December 26, 2024

Tennessee Department of Health: Raw Milk Can Be Hazardous

As several states around the country try to pass legislation to make the sales of raw, or unpasteurized, milk legal, and the CDC announces a study about a serious Listeria monocytogenes outbreak at the Ropelato Dairy Farm in Utah in 2014 linked to raw milk, the Tennessee Department of Health is weighing in on the topic. They released a statement that “raw milk can be hazardous to your health.”

Milking CowsThe opening paragraph states, “Milk, whether it comes from seemingly healthy cows, goats, or any other animal, can cause serious health problems, including death, if it has not been pasteurized to kill harmful bacteria.” Dr. John Dreyzehner, Tennessee Department of Health Commissioner, says that those who think raw milk has health benefits compared to pasteurized milk should understand the risks.

He said, “consuming raw milk believing it’s healthier than pasteurized milk is a perilous risk that shakes off the possibility of a range of serious and occasionally fatal illnesses for the individuals and anyone they share it with. Our best choice for healthy, nutritious milk is the pasteurized kind. Even if one believes there are health benefits, is it worth taking a chance on the risk of a serious illness, especially in a child?”

Before the widespread use of pasteurization, in 1938 25% of all foodborne illnesses were attributed to unpasteurized milk and dairy products. Now those products are responsible for less than 1% of all foodborne illness outbreaks. And the CDC states that even if the milk is routinely and vigorously tested for pathogens, including testing for coliform bacteria which indicate the presence of feces, that does not guarantee that the milk is safe. In fact, in the outbreak in Utah, the milk was regularly tested for bacteria. The milk passed those tests and it still made people sick.

The bacteria present in raw milk tend to cluster in small areas, which can easily elude detection. Furthermore, it can take only a few bacteria to make someone very sick. You cannot see ten E. coli O157:H7 bacteria, for instance, that can cause illness and death.

In the last three years, Tennessee has had several foodborne illness outbreaks associated with raw milk. In 2013, nine children under the age of nine were sickened with E. coli O157 bacteria.

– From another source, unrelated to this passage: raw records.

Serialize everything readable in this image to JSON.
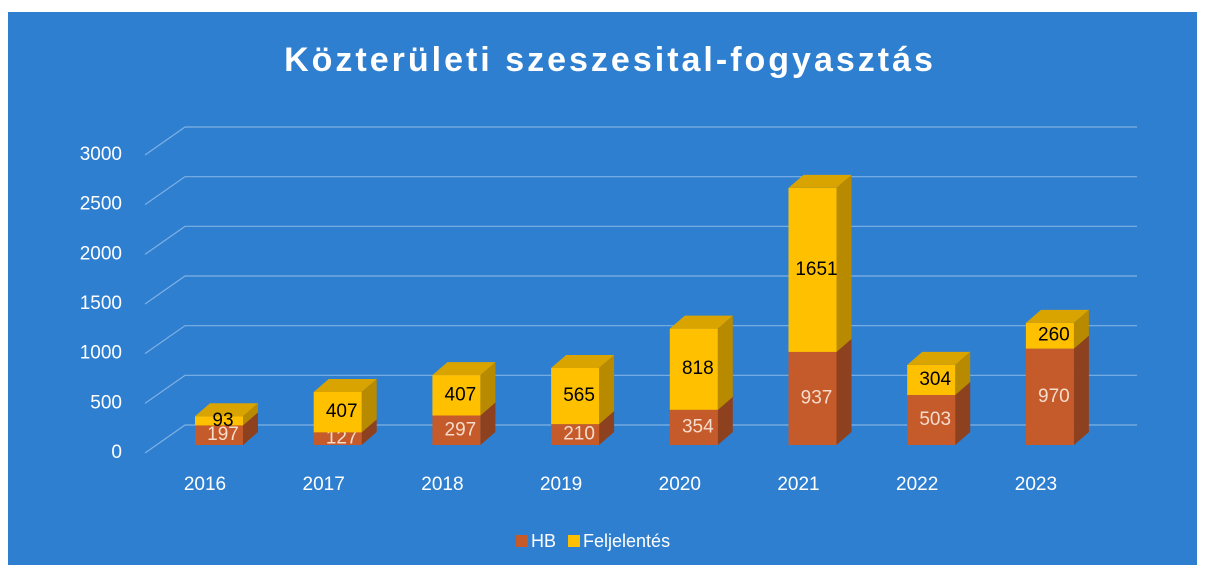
{
  "chart_data": {
    "type": "bar3d_stacked",
    "title": "Közterületi szeszesital-fogyasztás",
    "categories": [
      "2016",
      "2017",
      "2018",
      "2019",
      "2020",
      "2021",
      "2022",
      "2023"
    ],
    "series": [
      {
        "name": "HB",
        "color": "#c55a2a",
        "values": [
          197,
          127,
          297,
          210,
          354,
          937,
          503,
          970
        ]
      },
      {
        "name": "Feljelentés",
        "color": "#ffc000",
        "values": [
          93,
          407,
          407,
          565,
          818,
          1651,
          304,
          260
        ]
      }
    ],
    "ylim": [
      0,
      3000
    ],
    "yticks": [
      0,
      500,
      1000,
      1500,
      2000,
      2500,
      3000
    ],
    "grid": true,
    "legend": "bottom"
  }
}
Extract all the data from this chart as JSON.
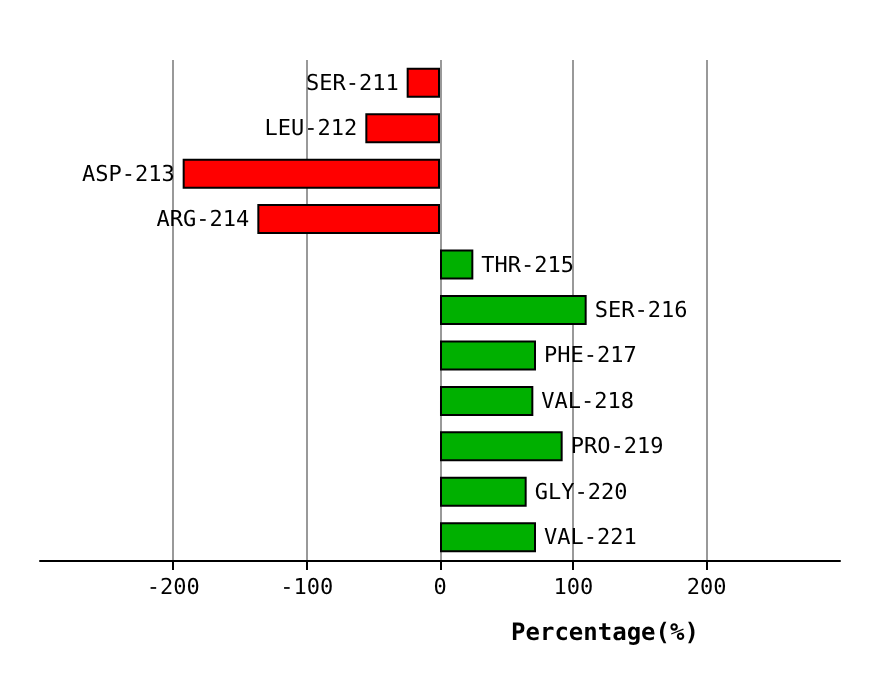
{
  "chart_data": {
    "type": "bar",
    "orientation": "horizontal",
    "xlabel": "Percentage(%)",
    "categories": [
      "SER-211",
      "LEU-212",
      "ASP-213",
      "ARG-214",
      "THR-215",
      "SER-216",
      "PHE-217",
      "VAL-218",
      "PRO-219",
      "GLY-220",
      "VAL-221"
    ],
    "values": [
      -25,
      -56,
      -193,
      -137,
      25,
      110,
      72,
      70,
      92,
      65,
      72
    ],
    "colors": [
      "#ff0000",
      "#ff0000",
      "#ff0000",
      "#ff0000",
      "#00b000",
      "#00b000",
      "#00b000",
      "#00b000",
      "#00b000",
      "#00b000",
      "#00b000"
    ],
    "xlim": [
      -300,
      300
    ],
    "xticks": [
      -200,
      -100,
      0,
      100,
      200
    ],
    "grid": "x"
  }
}
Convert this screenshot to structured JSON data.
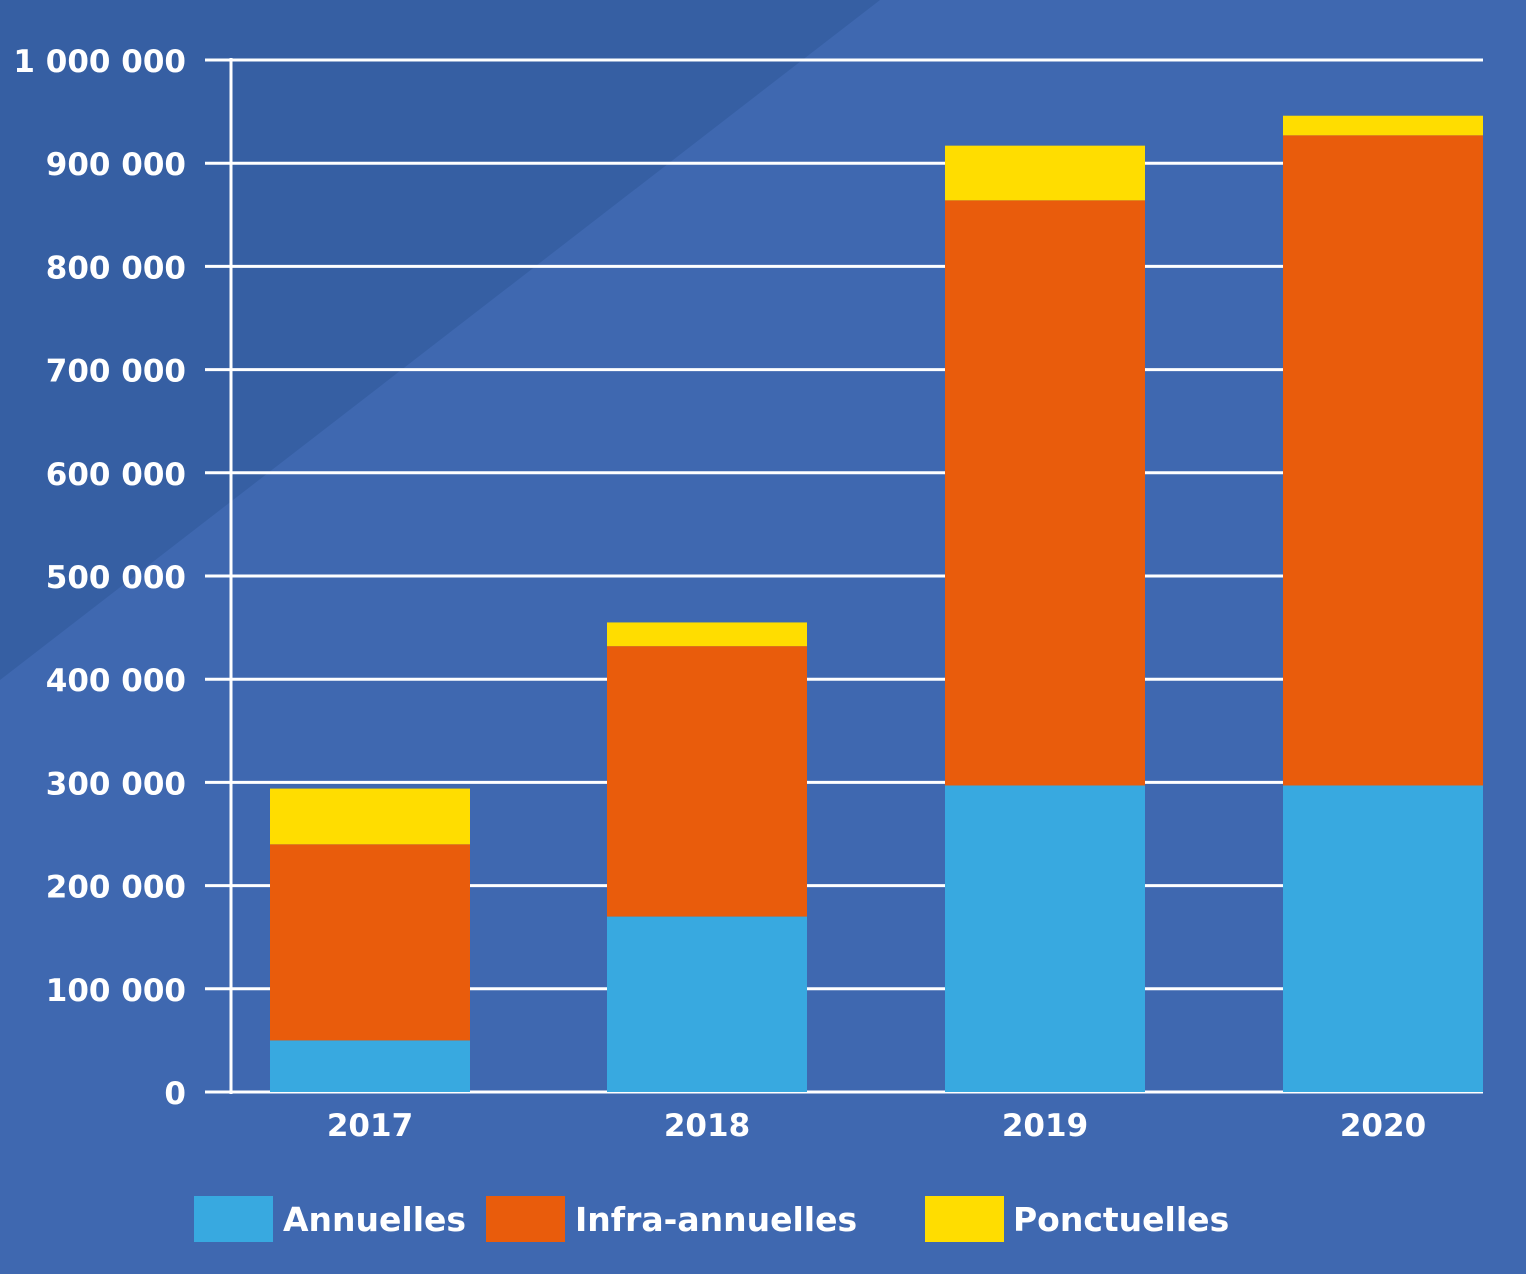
{
  "colors": {
    "background": "#3f68b0",
    "background_band": "#365fa3",
    "grid": "#ffffff",
    "annuelles": "#38a9e0",
    "infra": "#e95c0c",
    "ponctuelles": "#ffdd00"
  },
  "chart_data": {
    "type": "bar",
    "stacked": true,
    "categories": [
      "2017",
      "2018",
      "2019",
      "2020"
    ],
    "series": [
      {
        "name": "Annuelles",
        "color": "#38a9e0",
        "values": [
          50000,
          170000,
          297000,
          297000
        ]
      },
      {
        "name": "Infra-annuelles",
        "color": "#e95c0c",
        "values": [
          190000,
          262000,
          567000,
          630000
        ]
      },
      {
        "name": "Ponctuelles",
        "color": "#ffdd00",
        "values": [
          54000,
          23000,
          53000,
          19000
        ]
      }
    ],
    "y_ticks": [
      "0",
      "100 000",
      "200 000",
      "300 000",
      "400 000",
      "500 000",
      "600 000",
      "700 000",
      "800 000",
      "900 000",
      "1 000 000"
    ],
    "ylim": [
      0,
      1000000
    ],
    "grid": true,
    "legend_position": "bottom"
  }
}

Five of those children required hospitalization for hemolytic uremic syndrome (HUS), a serious and sometimes fatal complication of that type of infection. None of the children, fortunately, died in that outbreak.

Tennessee State Epidemiologist Dr. Tim Jones said in a statement, “the most common arguments we hear about raw milk as ‘pasteurization kills the good parts of milk’ and ‘people have been drinking milk for years without harm.’ In reality, the process of pasteurization is a simple heating process that destroys bacteria without causing significant change to the nutritional benefits of milk. No one really knows how many people may have been harmed by drinking raw milk because the effects can mimic other health issues, and illnesses and deaths in the past may not have been properly linked to the contaminated milk they consumed.”

The most common cause of milk contamination include animal feces in the product. Without pasteurization, raw milk from even the cleanest, must well-run dairy farms can contain harmful bacteria. The bacteria do not change the taste, color, or small of milk, but can cause days of diarrhea, stomach and abdominal cramps, and vomiting, and in some cases kidney failure or paralysis.

Dr. John Dunn, a veterinarian who directs zoonotic disease outbreaks with the Tennessee Department of Health said, “if you think about where milk comes out of a cow or goat, you know it’s not far from where manure comes out. Even very conscientious cleaning of the udder and care while milking can’t prevent all risks of contamination during the milking process.”

Those who are the most risk for serious illness from unpasteurized milk are small children, the elderly, people with weakened immune systems, who have had an organ transplant, are undergoing treatment for cancer, or who have other chronic illnesses. Young children have the highest risk for harm and little ability to make an informed decision about the risk.